At September 30, 2022, 2021 and 2020, the Company’s total gross unrecognized tax benefits were $2.7 billion, $2.5 billion and $2.6 billion, respectively, exclusive of interest and penalties described below. Included in the $2.7 billion, $2.5 billion and $2.6 billion are $1.3 billion, $1.3 billion and $1.6 billion of unrecognized tax benefits, respectively, that if recognized, would reduce the effective tax rate in a future period.
A reconciliation of beginning and ending unrecognized tax benefits by fiscal year is as follows: 
202220212020
 (in millions)
Balance at beginning of period$2,488 $2,579 $2,234 
Increases of unrecognized tax benefits related to prior years10 34 66 
Decreases of unrecognized tax benefits related to prior years(143)(386)(83)
Increases of unrecognized tax benefits related to current year350 326 376 
Decreases related to settlements with taxing authorities(19)(63)(12)
Reductions related to lapsing statute of limitations(3)(2)(2)
Balance at end of period$2,683 $2,488 $2,579 
In fiscal 2022, 2021 and 2020, the Company recognized $15 million, $1 million and $68 million of net interest expense, respectively, related to uncertain tax positions. In fiscal 2022, the Company reversed accrued penalties of $31 million and in fiscal 2021 and 2020, the Company accrued penalties of $3 million and $4 million, respectively, related to uncertain tax positions. At September 30, 2022 and 2021, the Company had accrued interest of $238 million and $233 million, and accrued penalties of $3 million and $34 million, respectively, related to uncertain tax positions included in other long-term liabilities in its consolidated balance sheets.
The Company’s U.S. federal income tax returns for fiscal 2013 through 2018 and refund claims filed for fiscal 2008 through 2012 are currently under examination. For fiscal 2008 through 2015, one unresolved issue related to an income tax deduction remains. During fiscal 2022, the Company completed the administrative appeals process for this issue without reaching a settlement with the Internal Revenue Service (IRS). The Company is currently evaluating its next steps.
The Company’s California income tax returns for fiscal 2012 through 2015 and refund claims filed for fiscal 2006 through 2011 are currently under examination. Except for the refund claims, the federal and California statutes of limitations have expired for fiscal years prior to 2012.
The India tax authorities completed the assessment of the Company’s income tax returns for the taxable years falling within the period from fiscal 2010 to 2019, and made certain adjustments. The Company objected to these adjustments and filed appeals to the appellate authorities.

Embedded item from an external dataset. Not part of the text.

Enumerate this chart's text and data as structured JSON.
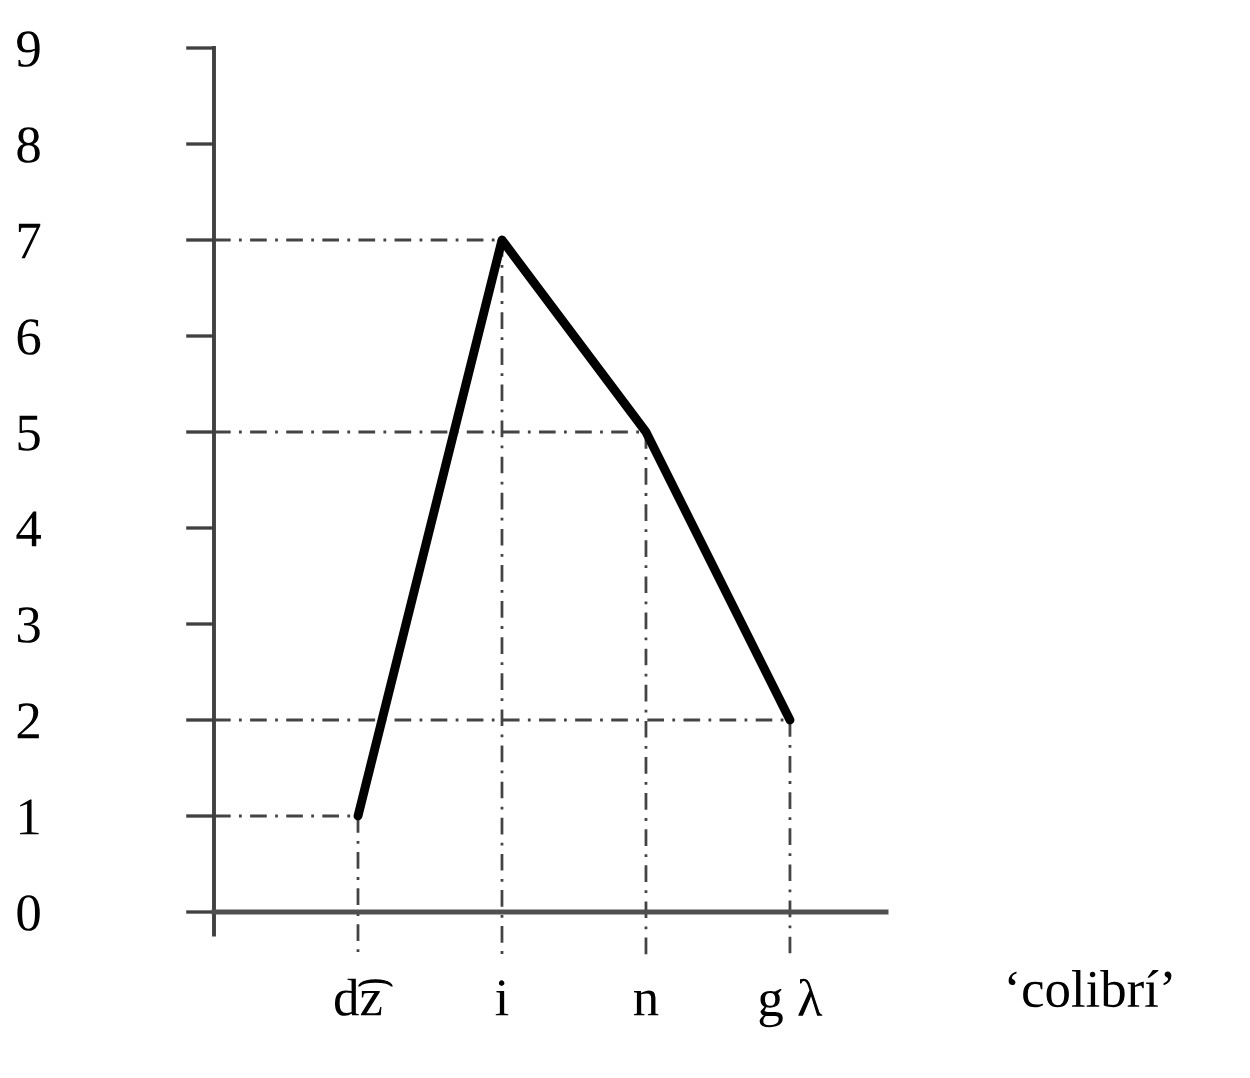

The Company is also subject to examinations by various state and foreign tax authorities. All material state and foreign tax matters have been concluded for years through fiscal 2007. The timing and outcome of the final resolutions of the federal, state and foreign tax examinations and refund claims are uncertain. As such, it is not reasonably possible to estimate the impact that the final outcomes could have on the Company’s unrecognized tax benefits in the next 12 months.